What hasn't faded is the political vitriol over the tax.

Former premier Gordon Campbell, despite winning three consecutive elections, announced his early resignation last fall, admitting public anger over his government's introduction of the HST in July 2009 hadn't subsided and his unpopularity was overshadowing the work of the government.

Premier Christy Clark, who succeeded Campbell in February, said she supports the HST, but moved to lessen its impact on family pocketbooks after an independent panel concluded the 12 per cent HST would increase family costs by $350 a year.

Clark said her decision to drop the HST to 10 per cent by 2014 means families will be paying $120 less tax by then.

"Taking the HST from 12 per cent to 10 per cent is going to have a big impact across the board for families," she said recently.

"The middle class is getting squeezed. People are feeling like it's way harder to get ahead every day. We have to address that."

HST critics, including the Opposition New Democrats and Vander Zalm's Fight-HST forces, say the value-added tax will hurt families because it dumps $2 billion of the tax burden onto consumers from business.

That shift will actually hurt the economy and businesses because the average British Columbians will have less money to buy goods, said NDP Leader Adrian Dix.

"The HST was, is and remains a massive tax transfer onto working families," he said. "As (former Liberal finance minister) Carole Taylor has said very eloquently, a $1.8-billion tax transfer from big business to working families."

Finance Minister Kevin Falcon said the Liberals moved to lessen the HST's bite with the two-point reduction, but the NDP hasn't said how it would plug a $3-billion hole in the government's finances if the province goes back to the old GST-PST system.

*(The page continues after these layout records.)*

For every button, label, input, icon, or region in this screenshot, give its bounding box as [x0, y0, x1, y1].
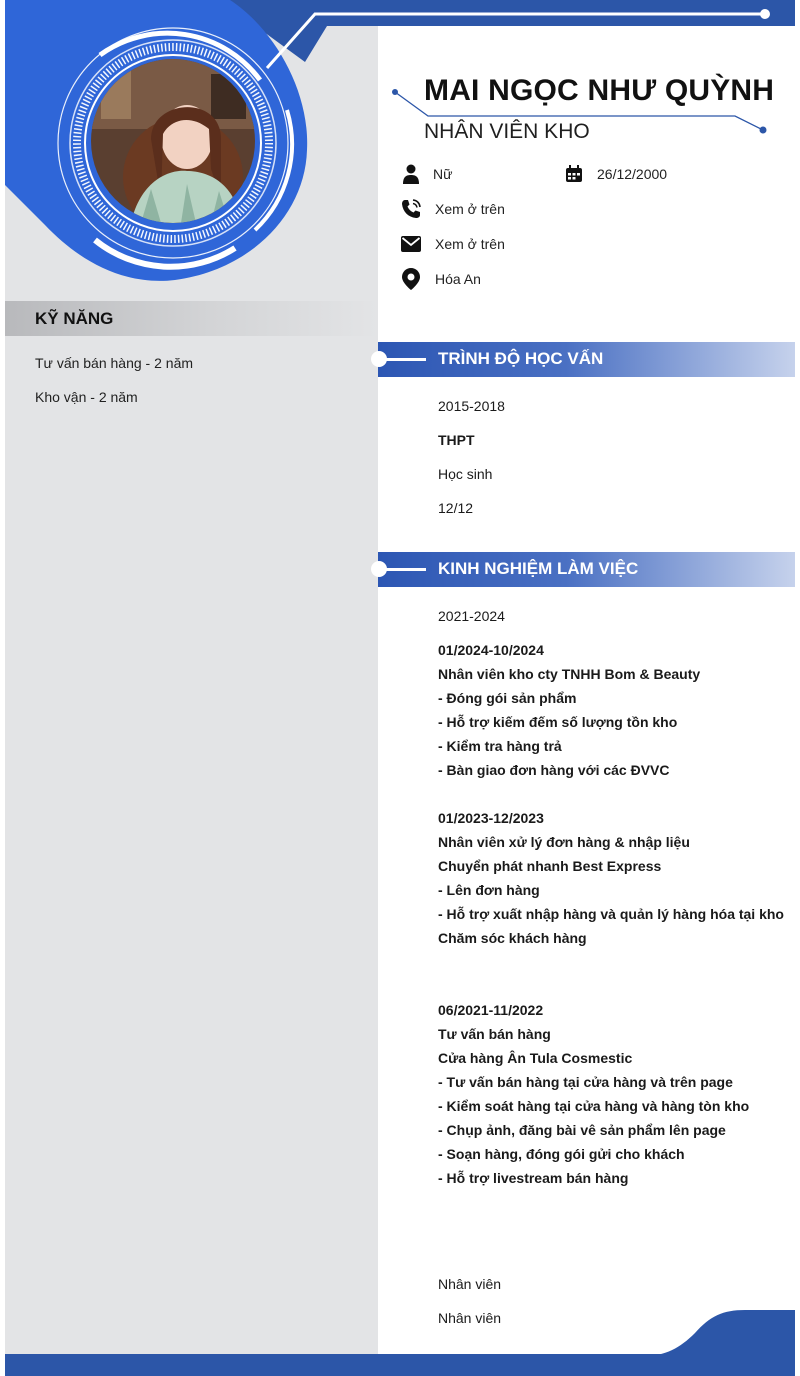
skill-item: Tư vấn bán hàng - 2 năm: [35, 355, 194, 371]
education-heading-bar: [378, 342, 795, 377]
job-period: 06/2021-11/2022: [438, 1002, 544, 1018]
mail-icon: [400, 233, 422, 255]
job-duty: - Tư vấn bán hàng tại cửa hàng và trên page: [438, 1074, 733, 1090]
job-duty: - Kiểm soát hàng tại cửa hàng và hàng tòn kho: [438, 1098, 750, 1114]
email-value: Xem ở trên: [435, 236, 505, 252]
skills-heading-bar: [5, 301, 378, 336]
job-duty: - Hỗ trợ kiếm đếm số lượng tồn kho: [438, 714, 678, 730]
job-duty: - Chụp ảnh, đăng bài vê sản phẩm lên page: [438, 1122, 726, 1138]
avatar-illustration: [91, 59, 255, 223]
job-title: NHÂN VIÊN KHO: [424, 120, 590, 143]
education-period: 2015-2018: [438, 398, 505, 414]
job-title-line: Nhân viên kho cty TNHH Bom & Beauty: [438, 666, 701, 682]
experience-heading: KINH NGHIỆM LÀM VIỆC: [438, 559, 639, 578]
job-duty: - Đóng gói sản phẩm: [438, 690, 577, 706]
gender-value: Nữ: [433, 166, 453, 182]
section-line: [382, 358, 426, 361]
education-grade: 12/12: [438, 500, 474, 516]
gender-row: [400, 163, 452, 185]
job-company: Cửa hàng Ân Tula Cosmestic: [438, 1050, 633, 1066]
person-icon: [400, 163, 422, 185]
candidate-name: MAI NGỌC NHƯ QUỲNH: [424, 74, 775, 107]
job-title-line: Nhân viên xử lý đơn hàng & nhập liệu: [438, 834, 690, 850]
bottom-bar: [5, 1354, 795, 1376]
education-heading: TRÌNH ĐỘ HỌC VẤN: [438, 349, 604, 368]
bottom-corner-decoration: [645, 1308, 795, 1356]
email-row: [400, 233, 505, 255]
experience-heading-bar: [378, 552, 795, 587]
footer-role: Nhân viên: [438, 1276, 502, 1292]
job-entry: [438, 998, 749, 1190]
address-row: [400, 268, 481, 290]
job-title-line: Tư vấn bán hàng: [438, 1026, 551, 1042]
job-duty: - Hỗ trợ livestream bán hàng: [438, 1170, 629, 1186]
cv-page: [5, 0, 795, 1376]
job-entry: [438, 638, 700, 782]
education-school: THPT: [438, 432, 475, 448]
job-company: Chuyển phát nhanh Best Express: [438, 858, 662, 874]
job-duty: - Kiểm tra hàng trả: [438, 738, 562, 754]
phone-icon: [400, 198, 422, 220]
skills-heading: KỸ NĂNG: [35, 309, 114, 328]
calendar-icon: [563, 163, 585, 185]
education-role: Học sinh: [438, 466, 493, 482]
profile-photo: [91, 59, 255, 223]
phone-row: [400, 198, 505, 220]
job-period: 01/2024-10/2024: [438, 642, 544, 658]
job-duty: - Bàn giao đơn hàng với các ĐVVC: [438, 762, 670, 778]
experience-overall-period: 2021-2024: [438, 608, 505, 624]
job-duty: Chăm sóc khách hàng: [438, 930, 587, 946]
address-value: Hóa An: [435, 271, 481, 287]
job-duty: - Hỗ trợ xuất nhập hàng và quản lý hàng hóa tại kho: [438, 906, 784, 922]
birthday-value: 26/12/2000: [597, 166, 668, 182]
location-pin-icon: [400, 268, 422, 290]
job-duty: - Lên đơn hàng: [438, 882, 540, 898]
section-line: [382, 568, 426, 571]
phone-value: Xem ở trên: [435, 201, 505, 217]
skill-item: Kho vận - 2 năm: [35, 389, 138, 405]
birthday-row: [563, 163, 667, 185]
job-duty: - Soạn hàng, đóng gói gửi cho khách: [438, 1146, 685, 1162]
job-entry: [438, 806, 784, 950]
job-period: 01/2023-12/2023: [438, 810, 544, 826]
footer-role: Nhân viên: [438, 1310, 502, 1326]
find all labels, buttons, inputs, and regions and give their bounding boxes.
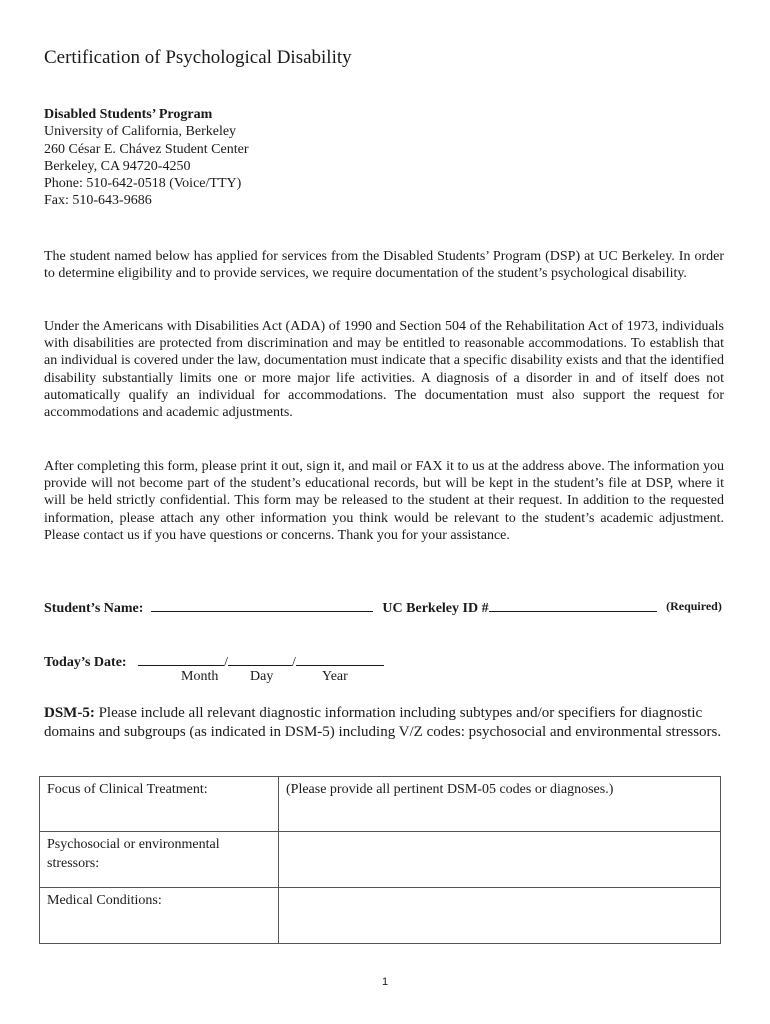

B.C. would have to repay the $1.6 billion it received from Ottawa to switch to the HST, forgo revenues it receives from collecting the HST and spend millions to rehire workers to administer the old tax system, he said.

"Adrian Dix is out there campaigning for a PST/GST that will have a negative $3-billion hit to the budget of our province, and in the same time he's out there kind of giving every indication he's willing to provide wage increases in the public service, that he's going to spend more on every ministry of government, and I can tell you those are multibillion-dollar commitments that don't square with having $3 billion less money," Falcon said.

Jock Finlayson, spokesman for the Business Council of B.C., said HST is a better form of consumption tax than the former GST/PST model.

"And at a 10% rate by 2014, the HST will actually entail a lower tax on most purchased items compared to the combined rate that will apply if British Columbians choose to return to the old mixed PST/GST model."

On Thursday, Elections BC extended the deadline for the mail-in vote due to the recent Canada Post strike. Voters now have until Aug. 5 to get their ballots in, rather than July 22.